Why are Airplane Windows closed?

On any commercial flight, windows are always sealed and often equipped with an additional layer of plexiglass for extra protection. In the case of a fire, where clearing smoke out of the cabin seems essential, the windows remain closed. Keeping the windows closed on aircraft protects passengers and aircrew from the wind and noise produced from cruising at 600 miles-per-hour.

As altitude increases, pressure decreases, and the quantity of air we take into our lungs is reduced to about a fraction of the air molecules we breathe on the ground. In the event that a window opens while at high altitudes, the loss in cabin pressure from such an action can cause hypoxia, which is characterized by oxygen deprivation. Furthermore, opening aircraft windows results in a rapid change in temperatures, causing a potentially dangerous suction point as pressure rapidly equalizes.

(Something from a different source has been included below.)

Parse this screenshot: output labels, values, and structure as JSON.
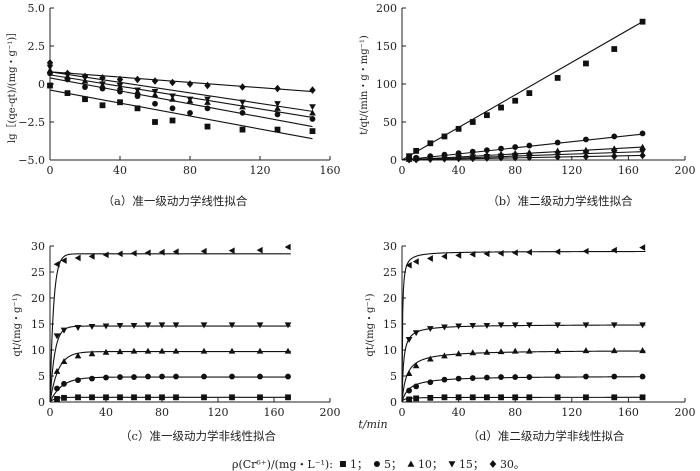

To better understand the importance of keeping windows sealed during all stages of flight, this blog is going to discuss a few critical aspects. First, we must outline how Boyle’s Law works, which is essentially an experimental gas law. Then, we will detail how cabin pressure is maintained, the consequences of breathing less oxygen, and the effects of a sudden pressure differential.

Boyle’s Law

Boyle’s Law states that all things being equal, the less pressure a gas is subjected to, the more volume a gas will take up. In more technical terms, the absolute pressure applied by a given mass of an ideal gas is inversely proportional to the volume it takes up if the temperature and amount of gas remain the same within a closed system. For example, if an empty balloon only has 20 molecules of air in it and is brought to a much lower atmospheric pressure, then those same 20 molecules are less compact and the balloon would get bigger as the molecules move away from one another.  

Another important consideration is the fact that the gravity of the earth causes pressure to be higher at sea level, so with increases in altitude, pressure decreases. For instance, when an aircraft is flying at 35,000 feet, it is technically flying through “thinner” air than it would at 8,000 feet. Thinner air is ideal for flights, as it produces less drag and makes it easier to travel long distances. However, the major trade off is that thinner air makes it harder for humans to get enough oxygen. At cruising altitude, the atmospheric pressure is around 3.46 PSI, which is only about a ¼ of the oxygen necessary to function and survive. This is remedied with cabin pressurization, the mechanical act of forcing air into the cabin so that it has the same pressure as it would at around 8,000 feet above sea level.

Cabin Pressurization

In jet engine airliners, cabin pressure is achieved by using the jet engines. As a jet engine is essentially a giant compressor, the blades suck air in and compress it. When fuel is injected into compressed air, the resulting explosion turns another set of blades and exits out of the exhaust, generating thrust. Put more simply, cabins are pressurized by air that is redirected from the compression to combustion stages. As the air is very hot, it is directed into a ventilation system to cool it down prior to being forced into the cabin.

Consequences of Depressurization

When a cabin suddenly depressurizes, the automatic doors sense the loss in cabin pressure and immediately deploy oxygen masks. As hypoxia occurs very quickly and accelerates with altitude, loss of consciousness can happen in seconds. The loss of pressure can also cause pain and damage to the eardrums and mucous membranes.

Depending on where the breach is located and if the hole is large enough, the rush of air into the cabin can potentially take large objects with it. Controlled descent is harder to achieve as the air becomes thicker, so pilots must land promptly because the oxygen masks will provide breathable air for a maximum of 30 minutes.